Le visionnaire

28 juillet 2006

"L’établissement entre les deux guerres mondiales, car il faut remonter jusque-là, l’établissement d’un foyer sioniste en Palestine et puis, après la deuxième guerre mondiale, l’établissement d’un État d’Israël, soulevaient à l’époque un certain nombre d’appréhensions. On pouvait se demander en effet, et on se demandait même chez beaucoup de juifs si l’implantation de cette communauté sur des terres qui avaient été acquises dans des conditions plus ou moins justifiables et au milieu des peuples arabes qui lui étaient foncièrement hostiles, n’allait pas entraîner d’incessants, d’interminables frictions et conflits. Certains même redoutaient que les juifs, jusqu’alors dispersés, mais qui étaient restés ce qu’ils avaient été de tout temps, c’est à dire un peuple d’élite, sûr de lui-même et dominateur, n’en viennent, une fois rassemblés dans le site de leur ancienne grandeur, à changer en ambition ardente et conquérante les souhaits très émouvants qu’ils formaient depuis dix-neuf siècles."

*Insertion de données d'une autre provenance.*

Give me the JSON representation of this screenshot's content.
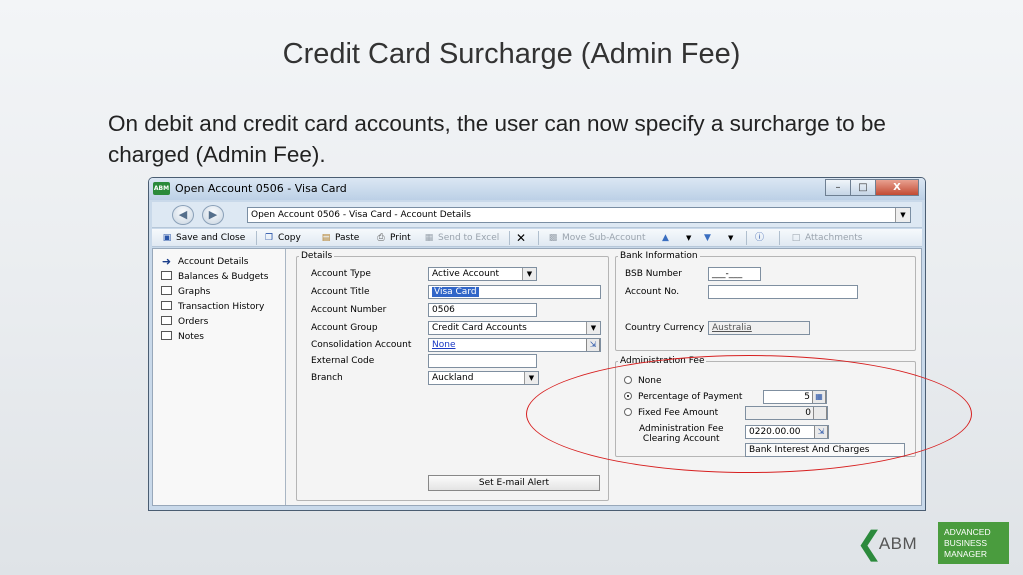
{
  "slide": {
    "title": "Credit Card Surcharge (Admin Fee)",
    "body": "On debit and credit card accounts, the user can now specify a surcharge to be charged (Admin Fee)."
  },
  "window": {
    "title": "Open Account 0506 - Visa Card",
    "app_logo": "ABM",
    "address": "Open Account 0506 - Visa Card - Account Details",
    "minimize_label": "–",
    "restore_label": "□",
    "close_label": "X"
  },
  "toolbar": {
    "save_close": "Save and Close",
    "copy": "Copy",
    "paste": "Paste",
    "print": "Print",
    "send_to_excel": "Send to Excel",
    "move_sub_account": "Move Sub-Account",
    "attachments": "Attachments"
  },
  "sidebar": {
    "items": [
      {
        "label": "Account Details",
        "icon": "arrow-right-icon"
      },
      {
        "label": "Balances & Budgets",
        "icon": "window-icon"
      },
      {
        "label": "Graphs",
        "icon": "window-icon"
      },
      {
        "label": "Transaction History",
        "icon": "window-icon"
      },
      {
        "label": "Orders",
        "icon": "window-icon"
      },
      {
        "label": "Notes",
        "icon": "window-icon"
      }
    ]
  },
  "details": {
    "legend": "Details",
    "account_type_label": "Account Type",
    "account_type_value": "Active Account",
    "account_title_label": "Account Title",
    "account_title_value": "Visa Card",
    "account_number_label": "Account Number",
    "account_number_value": "0506",
    "account_group_label": "Account Group",
    "account_group_value": "Credit Card Accounts",
    "consolidation_label": "Consolidation Account",
    "consolidation_value": "None",
    "external_code_label": "External Code",
    "external_code_value": "",
    "branch_label": "Branch",
    "branch_value": "Auckland",
    "email_alert_button": "Set E-mail Alert"
  },
  "bank": {
    "legend": "Bank Information",
    "bsb_label": "BSB Number",
    "bsb_value": "___-___",
    "account_no_label": "Account No.",
    "account_no_value": "",
    "currency_label": "Country Currency",
    "currency_value": "Australia"
  },
  "admin_fee": {
    "legend": "Administration Fee",
    "option_none": "None",
    "option_percentage": "Percentage of Payment",
    "percentage_value": "5",
    "option_fixed": "Fixed Fee Amount",
    "fixed_value": "0",
    "clearing_label_line1": "Administration Fee",
    "clearing_label_line2": "Clearing Account",
    "clearing_value": "0220.00.00",
    "clearing_description": "Bank Interest And Charges",
    "selected": "percentage"
  },
  "brand": {
    "mark": "ABM",
    "line1": "ADVANCED",
    "line2": "BUSINESS",
    "line3": "MANAGER",
    "accent": "#4a9c3e",
    "highlight": "#d72020"
  }
}
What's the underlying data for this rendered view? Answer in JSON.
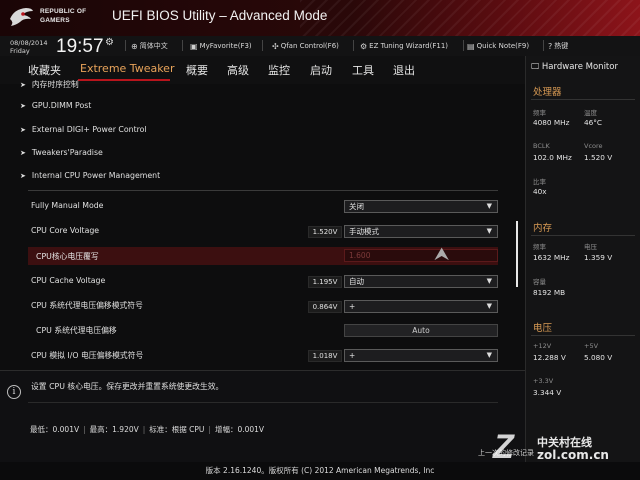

Au moment où la guerre menée contre la Palestine prend de plus en plus d’ampleur en s’étendant désormais au Liban, il n’est pas sans intérêt de relire ces lignes prémonitoires du général de Gaulle, extraites de sa conférence de presse du 27 novembre 1967. Comme il faudrait reprendre, pour mieux saisir les intentions belliqueuses d’Israël et les vrais mobiles de son action au Proche-Orient, cet autre passage de son allocution : "à la faveur de l’expédition franco-britannique de Suez (de 1956), on avait vu apparaître un État guerrier et résolu de s’agrandir. Ensuite, l’action qu’il menait pour doubler sa population par l’immigration de nouveaux éléments donnait à penser que le territoire qu’il avait acquis ne lui suffirait pas longtemps et qu’il serait porté, pour l’agrandir, à utiliser toute occasion qui se présenterait." La capture des trois soldats israéliens ne serait-elle pas tombée à point nommé pour servir de prétexte à l’intensification de la lutte ? Quoi qu’il en soit, c’est à l’origine même de la création de l’État d’Israël, replacée dans son contexte historique, qu’il faut repartir pour comprendre ce qui se passe aujourd’hui. En ce sens, le président de Gaulle avait bien raison.